# factors to consider when buying property



## imlavinia (Jan 8, 2008)

ONE thing to consider when buying property in Spain is the feasibility of the place. To do that, you must visit the place twice a year. Stay at one location at least two weeks so you can get the feel of the place. You can adjust to the climate and you can adjust with the way of life of the people. Otherwise, it will be awkward if you still follow the culture of your home country. You may even want to learn the local dialect too. These and other factors are guides on how to choose buying the best Spanish property on sale.


----------



## sun shines (Feb 11, 2008)

If you want to pass warm winters and nice summers, come to Murcia, I came here a year ago and I am very happy, in November you can wear shorts!!! it is incredible but true!!


----------



## Stravinsky (Aug 12, 2007)

sun shines said:


> If you want to pass warm winters and nice summers, come to Murcia, I came here a year ago and I am very happy, in November you can wear shorts!!! it is incredible but true!!

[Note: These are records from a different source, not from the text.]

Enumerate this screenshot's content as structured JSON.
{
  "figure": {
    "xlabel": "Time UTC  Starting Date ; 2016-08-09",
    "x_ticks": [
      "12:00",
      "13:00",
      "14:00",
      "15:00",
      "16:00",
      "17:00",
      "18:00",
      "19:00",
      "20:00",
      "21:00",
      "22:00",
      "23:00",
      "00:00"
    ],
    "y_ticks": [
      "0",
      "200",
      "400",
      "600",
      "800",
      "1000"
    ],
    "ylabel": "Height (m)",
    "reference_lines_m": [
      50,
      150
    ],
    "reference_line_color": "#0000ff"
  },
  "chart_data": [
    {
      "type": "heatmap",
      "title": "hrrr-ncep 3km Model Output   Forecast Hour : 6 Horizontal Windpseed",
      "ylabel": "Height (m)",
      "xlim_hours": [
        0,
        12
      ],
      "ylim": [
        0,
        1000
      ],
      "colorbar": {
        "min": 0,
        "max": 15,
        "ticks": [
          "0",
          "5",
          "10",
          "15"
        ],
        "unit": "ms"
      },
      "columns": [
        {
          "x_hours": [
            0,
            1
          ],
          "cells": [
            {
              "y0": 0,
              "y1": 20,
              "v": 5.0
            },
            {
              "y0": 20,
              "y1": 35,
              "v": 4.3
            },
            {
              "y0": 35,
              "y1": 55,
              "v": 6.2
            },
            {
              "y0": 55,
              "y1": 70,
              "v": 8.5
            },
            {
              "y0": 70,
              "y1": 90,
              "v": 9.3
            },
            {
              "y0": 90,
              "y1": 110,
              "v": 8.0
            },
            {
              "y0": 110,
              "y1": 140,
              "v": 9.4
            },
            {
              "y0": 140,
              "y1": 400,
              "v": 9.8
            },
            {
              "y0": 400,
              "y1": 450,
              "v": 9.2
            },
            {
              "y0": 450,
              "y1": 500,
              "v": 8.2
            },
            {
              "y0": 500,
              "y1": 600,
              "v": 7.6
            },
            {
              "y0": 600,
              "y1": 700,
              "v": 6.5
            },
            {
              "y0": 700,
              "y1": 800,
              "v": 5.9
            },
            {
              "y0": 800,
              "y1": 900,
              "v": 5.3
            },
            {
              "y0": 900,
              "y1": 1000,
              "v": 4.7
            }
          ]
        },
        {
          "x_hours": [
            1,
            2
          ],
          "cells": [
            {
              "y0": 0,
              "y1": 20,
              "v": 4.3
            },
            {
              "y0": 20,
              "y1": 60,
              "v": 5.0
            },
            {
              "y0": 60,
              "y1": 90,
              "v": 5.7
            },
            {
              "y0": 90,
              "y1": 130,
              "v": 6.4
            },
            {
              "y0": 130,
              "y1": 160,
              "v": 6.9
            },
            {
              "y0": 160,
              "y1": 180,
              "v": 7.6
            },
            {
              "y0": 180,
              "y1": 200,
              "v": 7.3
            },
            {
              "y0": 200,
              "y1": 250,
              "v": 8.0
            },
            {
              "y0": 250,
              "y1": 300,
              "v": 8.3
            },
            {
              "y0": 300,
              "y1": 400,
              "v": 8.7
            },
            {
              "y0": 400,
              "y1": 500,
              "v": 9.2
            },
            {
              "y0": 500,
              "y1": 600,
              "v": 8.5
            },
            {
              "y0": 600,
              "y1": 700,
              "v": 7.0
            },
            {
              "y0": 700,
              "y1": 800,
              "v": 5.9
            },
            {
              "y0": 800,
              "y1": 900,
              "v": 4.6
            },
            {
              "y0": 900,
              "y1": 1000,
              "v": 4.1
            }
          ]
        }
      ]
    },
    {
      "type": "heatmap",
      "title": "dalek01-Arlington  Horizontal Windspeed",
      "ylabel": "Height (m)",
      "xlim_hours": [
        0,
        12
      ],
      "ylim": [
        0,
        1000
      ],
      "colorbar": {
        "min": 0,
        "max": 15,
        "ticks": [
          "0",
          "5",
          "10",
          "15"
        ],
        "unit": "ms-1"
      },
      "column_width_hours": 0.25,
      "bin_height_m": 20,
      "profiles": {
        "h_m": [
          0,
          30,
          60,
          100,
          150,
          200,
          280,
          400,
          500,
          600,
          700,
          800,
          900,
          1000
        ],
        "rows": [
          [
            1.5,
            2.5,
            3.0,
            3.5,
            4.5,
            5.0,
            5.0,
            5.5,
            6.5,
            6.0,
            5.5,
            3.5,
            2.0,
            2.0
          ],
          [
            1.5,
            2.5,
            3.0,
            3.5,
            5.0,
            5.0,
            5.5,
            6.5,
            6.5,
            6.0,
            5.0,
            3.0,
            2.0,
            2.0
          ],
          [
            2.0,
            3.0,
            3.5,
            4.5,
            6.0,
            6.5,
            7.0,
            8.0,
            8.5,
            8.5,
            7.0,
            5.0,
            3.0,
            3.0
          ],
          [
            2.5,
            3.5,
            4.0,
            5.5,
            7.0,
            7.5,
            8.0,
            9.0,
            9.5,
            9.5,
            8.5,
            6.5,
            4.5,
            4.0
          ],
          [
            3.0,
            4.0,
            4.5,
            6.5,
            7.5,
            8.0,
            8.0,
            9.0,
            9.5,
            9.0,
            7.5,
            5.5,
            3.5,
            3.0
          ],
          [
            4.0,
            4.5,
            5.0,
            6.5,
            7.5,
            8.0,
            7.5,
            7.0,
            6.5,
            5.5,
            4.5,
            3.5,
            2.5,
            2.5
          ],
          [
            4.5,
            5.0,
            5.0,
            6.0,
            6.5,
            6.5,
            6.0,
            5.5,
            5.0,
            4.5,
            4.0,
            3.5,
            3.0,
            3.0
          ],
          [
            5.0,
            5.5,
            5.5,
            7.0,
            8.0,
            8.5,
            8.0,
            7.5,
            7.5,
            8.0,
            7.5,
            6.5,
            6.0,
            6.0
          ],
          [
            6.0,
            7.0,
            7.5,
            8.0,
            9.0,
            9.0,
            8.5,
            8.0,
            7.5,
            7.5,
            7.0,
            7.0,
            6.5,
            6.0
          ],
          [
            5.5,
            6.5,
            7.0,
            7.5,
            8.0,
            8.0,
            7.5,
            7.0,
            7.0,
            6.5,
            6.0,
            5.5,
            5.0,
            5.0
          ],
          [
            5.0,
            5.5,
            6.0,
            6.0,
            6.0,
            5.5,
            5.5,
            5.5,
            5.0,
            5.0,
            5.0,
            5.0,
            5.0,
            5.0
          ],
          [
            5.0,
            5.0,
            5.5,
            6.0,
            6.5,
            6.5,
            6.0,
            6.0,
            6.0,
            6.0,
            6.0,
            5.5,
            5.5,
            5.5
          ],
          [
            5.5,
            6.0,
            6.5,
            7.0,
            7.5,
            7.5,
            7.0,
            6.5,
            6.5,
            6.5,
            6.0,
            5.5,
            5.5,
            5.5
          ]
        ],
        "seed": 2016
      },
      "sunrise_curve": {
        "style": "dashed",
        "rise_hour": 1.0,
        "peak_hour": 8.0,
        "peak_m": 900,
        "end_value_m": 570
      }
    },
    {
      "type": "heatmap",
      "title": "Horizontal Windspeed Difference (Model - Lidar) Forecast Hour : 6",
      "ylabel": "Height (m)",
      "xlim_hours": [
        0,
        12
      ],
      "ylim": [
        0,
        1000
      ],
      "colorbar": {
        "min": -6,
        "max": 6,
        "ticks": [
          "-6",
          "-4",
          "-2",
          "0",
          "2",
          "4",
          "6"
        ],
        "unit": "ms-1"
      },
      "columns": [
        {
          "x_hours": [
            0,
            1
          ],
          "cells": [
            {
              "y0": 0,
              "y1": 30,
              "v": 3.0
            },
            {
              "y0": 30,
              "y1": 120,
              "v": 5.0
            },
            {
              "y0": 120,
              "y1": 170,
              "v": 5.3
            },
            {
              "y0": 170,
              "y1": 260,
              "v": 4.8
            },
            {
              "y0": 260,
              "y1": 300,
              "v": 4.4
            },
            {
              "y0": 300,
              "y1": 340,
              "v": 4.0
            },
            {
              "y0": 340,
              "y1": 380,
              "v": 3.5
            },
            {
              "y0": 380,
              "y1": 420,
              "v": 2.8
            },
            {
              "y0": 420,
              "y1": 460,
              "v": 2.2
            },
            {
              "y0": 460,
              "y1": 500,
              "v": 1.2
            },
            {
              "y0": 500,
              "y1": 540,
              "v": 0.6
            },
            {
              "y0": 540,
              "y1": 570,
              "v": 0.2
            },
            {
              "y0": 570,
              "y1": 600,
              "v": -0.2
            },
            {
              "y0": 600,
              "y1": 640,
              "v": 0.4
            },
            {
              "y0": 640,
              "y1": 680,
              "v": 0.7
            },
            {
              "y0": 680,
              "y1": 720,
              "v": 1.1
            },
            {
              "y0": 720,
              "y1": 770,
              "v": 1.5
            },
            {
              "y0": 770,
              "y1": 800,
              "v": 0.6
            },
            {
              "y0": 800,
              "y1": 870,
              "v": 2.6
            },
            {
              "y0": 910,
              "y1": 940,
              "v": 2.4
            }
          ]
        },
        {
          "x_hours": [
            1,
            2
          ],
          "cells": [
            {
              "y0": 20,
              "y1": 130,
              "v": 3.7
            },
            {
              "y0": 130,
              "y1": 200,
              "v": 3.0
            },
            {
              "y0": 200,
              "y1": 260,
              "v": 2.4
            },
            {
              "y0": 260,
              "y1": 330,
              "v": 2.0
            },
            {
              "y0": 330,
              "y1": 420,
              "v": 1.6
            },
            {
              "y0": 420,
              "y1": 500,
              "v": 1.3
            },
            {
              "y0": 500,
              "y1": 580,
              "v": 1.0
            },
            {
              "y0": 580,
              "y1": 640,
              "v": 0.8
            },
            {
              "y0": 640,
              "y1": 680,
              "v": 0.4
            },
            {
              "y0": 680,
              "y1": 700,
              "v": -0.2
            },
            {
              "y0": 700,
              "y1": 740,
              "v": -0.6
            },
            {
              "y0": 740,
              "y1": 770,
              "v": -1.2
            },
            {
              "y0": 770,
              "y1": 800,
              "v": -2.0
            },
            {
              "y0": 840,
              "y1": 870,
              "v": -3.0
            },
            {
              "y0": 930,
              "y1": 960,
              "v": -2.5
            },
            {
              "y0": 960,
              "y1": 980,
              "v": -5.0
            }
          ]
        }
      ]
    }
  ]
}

Bet you're not wearing shorts now though


----------



## jojo (Sep 20, 2007)

Stravinsky said:


> Bet you're not wearing shorts now though


We're certainly not over here in Andalucia! We've got winter woolies on and are hundled around our oil heater!!! LOL

Jo


----------



## sun shines (Feb 11, 2008)

last sunday I wore shorts!!


----------



## Stravinsky (Aug 12, 2007)

sun shines said:


> last sunday I wore shorts!!


Ooooeeerrr .... be careful you'll be mistaken for a tourist


----------



## sun shines (Feb 11, 2008)

jajajaja ))


----------